Fußball 06.06.2025

Gruppenliga-Relegation – Pachowski wird zum Held – Lütter steigt ab

Dittlofrod (jah) – Die SG Dittlofrod/Körnbach steht im Finale der Relegation zur Fußball-Gruppenliga: Gegen die TSG Lütter setzte sich die Elf von Jürgen Pomnitz verdient mit 2:1 (0:1) durch und spielt damit am Montagnachmittag (15 Uhr) gegen den FSV Thalau um den Aufstieg. Ausschlaggebend waren eine starke zweite Halbzeit der Gastgeber – und mit Kevin Pachowski ein Spieler, der normalerweise gar nicht von Anfang an auf dem Platz gestanden hätte.

Foto: Christine Görlich.

Es sind Geschichten, die nur der Fußball schreibt: Im Hinspiel musste SGDK-Leistungsträger Leonhard Käsmann angeschlagen ausgewechselt werden. Nun sollte Käßmann wieder von Beginn an ran, senkte jedoch beim Aufwärmen den Daumen – und mit Kevin Pachowski beorderte Trainer Jürgen Pomnitz den Spieler in die Startelf, der die Hausherren letztendlich ins Finale um den Aufstieg schießen sollte. Kurz nach Wiederanpfiff glich Pachowski zunächst aus, die TSG Lütter war mit dem Kopf noch in der Kabine: Nach einem perfekt getimten Steilpass blieb er vor Marius Arnold eiskalt. Es war der Auftakt einer starken Dittlofroder Halbzeit, die SGDK hatte im Anschluss reihenweise Chancen, um die Partie vorzeitig zu entscheiden. Allen voran Levin Baumgart – aber auch Pachowski selbst – vergaben jedoch teilweise 100-prozentige Möglichkeiten. So blieben die Gäste am Leben. Gollins Team drückte in der Schlussphase auf den Siegtreffer, ein weiterer Lütterer Treffer hätte die Verlängerung bedeutet. Die TSG warf alles nach vorn, Dittlofrods Schlussmann Cedric Hohmann reagierte tief in der Nachspielzeit unter anderem glänzend und bewahrte seine Farben vor zusätzlichen 30 Spielminuten. In der letzten Minute leistete sich Lütter dann einen folgenschweren Ballverlust, Pachowski lief mutterseelenallein auf Arnold zu und schoss die Gastgeber ins Glück.
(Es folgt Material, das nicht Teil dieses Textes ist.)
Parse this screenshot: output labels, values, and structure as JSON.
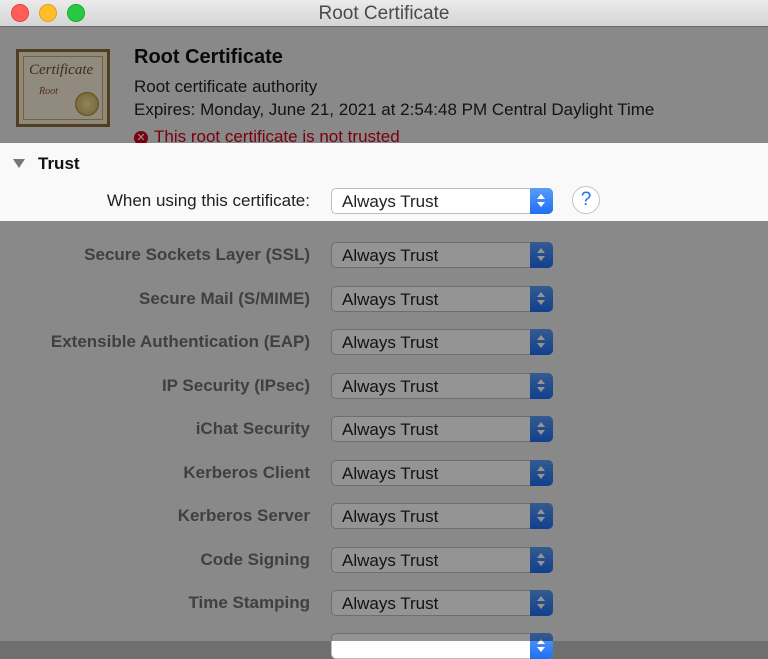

Im ersten Durchgang sahen die 1500 Zuschauer – beide Fanlager sorgten für eine überragende Stimmung, Lütter hatte sogar einen Fanmarsch durch Dittlofrod organisiert – ein relativ ausgeglichenes Spiel. Beiden Teams war anzumerken, um was es ging. Lütter hatte leichte Feldvorteile, der Führungstreffer durch Florian Münkel per Abstauber (17.) war zumindest nicht unverdient. „Wir wussten, dass Lütter kommen musste. In der zweiten Halbzeit müssen wir dann meiner Meinung nach früher das 2:1 machen, aber wir haben gekämpft bis zum Schluss“, war SGDK-Trainer Jürgen Pomnitz nach dem Finaleinzug erleichtert. Rolf Gollin auf der anderen Seite war die Enttäuschung anzumerken: „Ich denke, es wäre heute mehr drin gewesen. Aber Fußball ist ein Ergebnissport und wir haben die Chancen, die wir hatten, nicht genutzt.“ Der Lütterer Trainer richtete den Blick trotz des Abstieges bereits wieder nach vorne: „Wir haben so viele Verletzte. Ich glaube, wenn alle fit sind und mit den Neuzugängen für die kommende Saison, dass diese Mannschaft nichts in der Kreisoberliga verloren hat. Heute regnet es eben, aber ich bin mir sicher, dass in der nächsten Saison wieder die Sonne scheinen wird.“ Seinem Team könne der Trainer nur ein Kompliment aussprechen: „Wir waren trotz den ganzen Ausfällen mehr als konkurrenzfähig. Die Spieler haben maximale Leidenschaft gezeigt, maximales Engagement. Natürlich ist es dann irgendwann eine Qualitätsfrage, irgendwann kannst du das nicht mehr kompensieren, wenn so viele Leistungsträger ausfallen.“

Dittlofrod/K.: Hohmann; Lange, Hofmann, Baumgart, Pabst, Witzel, Biel, Befort, Pachwoski, Strube, Dzinic

TSG Lütter: Arnold; Müller, Dechant, Münkel, Kremer, Höhl, Drüschler (64. Kreis), Fischer, Schramm, Schertell, Grösch.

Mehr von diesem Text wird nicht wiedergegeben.